Shakespeare returned to Stratford in the early months of 1612 to bury his brother, Gilbert, in the old church. Gilbert Shakespeare was two and half years younger; he had never married, living with his sister and her husband in the family home of Henley Street where he may have continued his father’s trade as glover. He was literate, and well enough acquainted with business to act on his brother’s behalf in the purchase of Stratford land. There was now one surviving brother, Richard Shakespeare, who also continued to live as a bachelor in Henley Street; but he, too, would die before Shakespeare himself. It would be a strange man who, under these circumstances, did not consider the limits of his own mortality. It was a shrinking family, emphasised by the fact that Shakespeare had no male descendants direct or indirect.

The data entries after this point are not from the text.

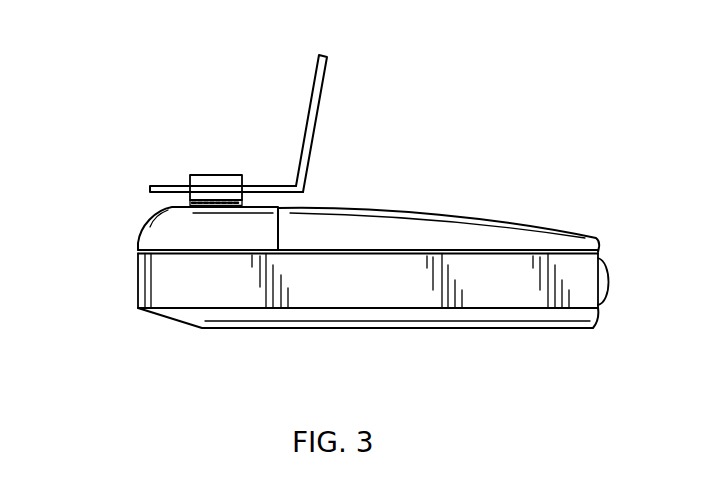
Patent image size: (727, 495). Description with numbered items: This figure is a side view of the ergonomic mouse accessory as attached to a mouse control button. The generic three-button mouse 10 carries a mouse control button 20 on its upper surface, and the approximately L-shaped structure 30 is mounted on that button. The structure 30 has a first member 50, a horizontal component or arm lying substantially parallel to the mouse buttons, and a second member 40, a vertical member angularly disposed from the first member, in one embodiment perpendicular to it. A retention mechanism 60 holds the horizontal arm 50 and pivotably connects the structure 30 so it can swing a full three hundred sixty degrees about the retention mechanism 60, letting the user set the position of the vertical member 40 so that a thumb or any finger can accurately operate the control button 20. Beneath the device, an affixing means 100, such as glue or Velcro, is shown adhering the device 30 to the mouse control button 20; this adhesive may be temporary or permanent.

The mouse 10 is at (495, 213).
The mouse control button 20 is at (138, 243).
The L-shaped structure 30 is at (298, 74).
The second member 40 is at (316, 117).
The first member 50 is at (273, 185).
The retention mechanism 60 is at (190, 177).
The affixing means 100 is at (192, 203).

He was back in London three months later, when he was asked to testify in a case concerning the Mountjoy family of Silver Street with whom he had lodged. The case had been brought by one of Mountjoy’s apprentices, Stephen Belott, who had married Mary Mountjoy but had still not received from Mountjoy himself the dowry that he had been promised. So he called William Shakespeare to testify on his behalf. The case was heard at the Court of Requests, at Westminster, on 11 May. Shakespeare was described as “of Stratford-upon-Avon,” which suggests that he had no residence in London during this period. He had been called as a witness because, as it transpired, he had acted as an intermediary between Belott and the Mountjoys in the matter of the marriage and the dowry.

A maidservant, Joan Johnson, declared the Mountjoys had encouraged “the shewe of goodwill betweene the plaintiff [Belott] and defendants daughter Marye.” She also recalled Shakespeare’s role in the affair. “And as she Remembreth the defendant [Mountjoy] did send and perswade one mr Shakespeare that laye in the house to perswade the plaintiff to the same marriadge.” It would seem, then, that Shakespeare had some skill as a “persuader” in affairs of the heart. A friend of the family, Daniel Nicholas, then amplified the picture of Shakespeare with his testimony that

Shakespeare told this deponent [Nicholas] that the defendant told him that yf the plaintiff would Marrye the said Marye his daughter he would geve him the plaintiff A some of money with her for A porcion in Marriadge with her. And that yf he the plaintiff did not marry with her the said Marye and shee with the plaintiff shee should never coste him the defendant her ffather A groate, Whereuppon And in Regard Mr. Shakespeare hadd tould them that they should have A some of money for A porcion from the father they Weare made suer by mr Shakespeare by gevinge there Consent, and agreed to marrye.